Arshile Gorky
(American, 1904–1948)
Biography
Arshile Gorky was an Armenian-American painter best known for his profound influence on the developments of Abstract Expressionism. Gorky built on the developments of Surrealism with a vocabulary of painterly brushwork and idiosyncratic forms, to produce works such as Garden in Sochi (1941). “The stuff of thought is the seed of the artist. Dreams form the bristles of the artist's brush,” he once mused. “As the eye functions as the brain's sentry, I communicate my innermost perceptions through the art, my worldview.” Born Vostanik Manoug Adoian on April 15, 1904 in Khorgom, Ottoman Empire, he and his family were victims of the Armenian Genocide. Having survived a death march at the hands of the Turkish military, he saw his mother die from starvation as a teenager. This event scarred the young artist, with the painful memory later leading him to produce The Artist and His Mother (1926–1936). Fleeing first to Russia and then to the United States in 1920, he changed his name and identity, adopting the last of name of the Russian writer Maxim Gorky to avoid discussing his past.
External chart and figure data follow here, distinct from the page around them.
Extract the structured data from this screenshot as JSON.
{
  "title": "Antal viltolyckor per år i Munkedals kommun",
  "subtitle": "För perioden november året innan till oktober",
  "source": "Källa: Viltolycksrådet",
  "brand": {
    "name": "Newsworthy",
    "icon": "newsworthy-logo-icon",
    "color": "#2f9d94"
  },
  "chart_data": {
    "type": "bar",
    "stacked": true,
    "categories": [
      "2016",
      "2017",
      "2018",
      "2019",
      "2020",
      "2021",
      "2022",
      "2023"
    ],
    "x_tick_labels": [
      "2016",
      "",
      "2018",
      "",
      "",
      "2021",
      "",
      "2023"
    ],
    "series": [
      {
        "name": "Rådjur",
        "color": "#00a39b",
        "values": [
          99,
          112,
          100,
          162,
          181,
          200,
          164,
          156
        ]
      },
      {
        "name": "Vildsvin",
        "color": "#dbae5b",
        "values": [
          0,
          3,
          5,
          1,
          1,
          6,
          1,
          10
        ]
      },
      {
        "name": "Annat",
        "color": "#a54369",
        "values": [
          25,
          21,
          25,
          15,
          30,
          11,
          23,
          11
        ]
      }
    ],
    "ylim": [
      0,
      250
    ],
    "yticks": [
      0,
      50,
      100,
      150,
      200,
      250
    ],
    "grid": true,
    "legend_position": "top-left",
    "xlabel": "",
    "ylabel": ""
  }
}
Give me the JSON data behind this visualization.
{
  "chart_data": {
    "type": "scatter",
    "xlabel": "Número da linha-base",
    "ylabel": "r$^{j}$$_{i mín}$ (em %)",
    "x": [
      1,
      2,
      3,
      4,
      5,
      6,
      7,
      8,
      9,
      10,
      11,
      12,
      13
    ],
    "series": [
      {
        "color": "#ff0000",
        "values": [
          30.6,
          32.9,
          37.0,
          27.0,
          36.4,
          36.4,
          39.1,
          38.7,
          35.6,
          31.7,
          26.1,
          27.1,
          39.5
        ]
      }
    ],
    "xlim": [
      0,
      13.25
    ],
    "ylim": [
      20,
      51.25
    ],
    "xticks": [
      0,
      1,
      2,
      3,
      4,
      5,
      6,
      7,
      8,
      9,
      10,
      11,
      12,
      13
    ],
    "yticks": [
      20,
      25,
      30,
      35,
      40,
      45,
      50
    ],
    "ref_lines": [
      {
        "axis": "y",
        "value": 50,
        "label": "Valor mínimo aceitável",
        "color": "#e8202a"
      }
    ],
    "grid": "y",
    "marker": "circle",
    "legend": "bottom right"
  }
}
He went on to attend the New School of Design in Boston, where he absorbed the influence of Impressionism and Paul Cézanne. Moving to New York in the early 1930s, he found work as a muralist for the WPA, where he met fellow painters Jackson Pollock and Mark Rothko. By 1940, Gorky had adopted a Surrealist logic and began using his drawings from nature as catalysts for his abstract paintings. Suffering from depression brought on by health problems and the dissolution of his marriage, the artist committed suicide on July 21, 1948 in Sherman, CT. Today, his works are held the collections of the Art Institute of Chicago, the Tate Gallery in London, the Thyssen-Bornemisza Museum in Madrid, and The Museum of Modern Art in New York, among others.